Bridging the Gap: Continuity of Care After Discharge
Focused on preventing people from falling through the cracks after leaving the ER, detox, or inpatient stays or leaving situations of incareration. This session will explore warm handoff models, barriers to follow-up care, and how local teams are building better bridges between hospital systems and community providers.

COMMUNITY PROVIDER TRACK

Peer Support & Recovery Housing: Models, Infrastructure & Gaps
An exploration of peer support as essential infrastructure, not an add-on, alongside an examination of what quality recovery housing looks like in Fort Wayne, where gaps exist, and what makes the difference between housing that sustains recovery and housing that doesn’t.

Engaging the Hard-to-Reach: Outreach That Works
Street outreach, trust-building, and the art of meeting people where they are without conditions. Local outreach teams, harm reduction organizations, and faith-based partners will share what consistency and relationship look like in practice, and why they matter more than compliance.

Cross Track Integration Session

Cross-Track Integration Session

For the people we serve, there are no lanes, there is just life, and the systems they are trying to navigate. This session brings medical and community providers together to examine what happens between systems, and what it takes to build real continuity of care across Allen County.

The session opens with a presentation from Tanya and Jan of the Allen County Department of Health's Overdose Fatality Review (OFR) Team — a multidisciplinary process that examines overdose deaths to identify where the system fell short and where lives might have been saved. Many attendees will be hearing about this team and process for the first time. Their findings offer a powerful, data-grounded look at where transitions break down and where our collective response must improve.

Following the OFR presentation, participants move into a facilitated table dialogue — seated intentionally across sectors, mixing clinicians with community providers, peer specialists with hospital staff. Guided by shared prompts, tables explore where handoffs most often fail, where coordination has worked and why, and what single change would most improve continuity between medical and community care.
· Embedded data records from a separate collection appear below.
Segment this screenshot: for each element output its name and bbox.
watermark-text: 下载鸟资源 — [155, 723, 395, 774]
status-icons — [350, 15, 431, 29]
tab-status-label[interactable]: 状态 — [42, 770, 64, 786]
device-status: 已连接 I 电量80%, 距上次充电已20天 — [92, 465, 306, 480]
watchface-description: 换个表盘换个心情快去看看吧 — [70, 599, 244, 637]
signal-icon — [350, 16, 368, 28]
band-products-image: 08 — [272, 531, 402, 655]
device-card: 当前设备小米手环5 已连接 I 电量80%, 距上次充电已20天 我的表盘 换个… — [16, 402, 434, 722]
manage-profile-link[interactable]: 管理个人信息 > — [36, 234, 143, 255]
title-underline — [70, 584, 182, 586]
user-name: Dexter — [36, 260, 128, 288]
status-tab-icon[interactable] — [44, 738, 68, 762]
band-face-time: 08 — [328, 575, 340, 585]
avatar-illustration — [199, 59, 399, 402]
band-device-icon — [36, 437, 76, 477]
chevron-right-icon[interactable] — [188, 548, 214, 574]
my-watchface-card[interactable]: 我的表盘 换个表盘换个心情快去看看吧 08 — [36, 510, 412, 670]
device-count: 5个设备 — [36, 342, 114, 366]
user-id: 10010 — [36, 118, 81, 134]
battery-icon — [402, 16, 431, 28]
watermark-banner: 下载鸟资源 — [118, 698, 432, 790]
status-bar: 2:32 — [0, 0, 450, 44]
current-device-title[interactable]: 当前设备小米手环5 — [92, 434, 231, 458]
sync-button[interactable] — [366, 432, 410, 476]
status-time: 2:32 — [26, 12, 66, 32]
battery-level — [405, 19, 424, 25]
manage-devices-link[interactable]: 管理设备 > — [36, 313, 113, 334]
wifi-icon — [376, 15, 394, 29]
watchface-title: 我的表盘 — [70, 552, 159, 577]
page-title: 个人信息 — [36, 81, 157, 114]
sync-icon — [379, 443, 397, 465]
This is not a lecture. This is collective sense-making — honest, practical, and focused on what comes next.

Organizer Bio

The City of Fort Wayne Opioid Settlement Committee oversees the strategic investment of opioid settlement funds across Fort Wayne, directing resources toward prevention, treatment, harm reduction, and recovery. Guided by community input and a commitment to evidence-based practice, the Committee works to ensure that settlement dollars create lasting, meaningful impact for individuals and families affected by opioid use disorder. This annual convening is part of that commitment — bringing together the providers, organizations, and community members whose collective work is at the heart of the City of Fort Wayne's response to the opioid crisis.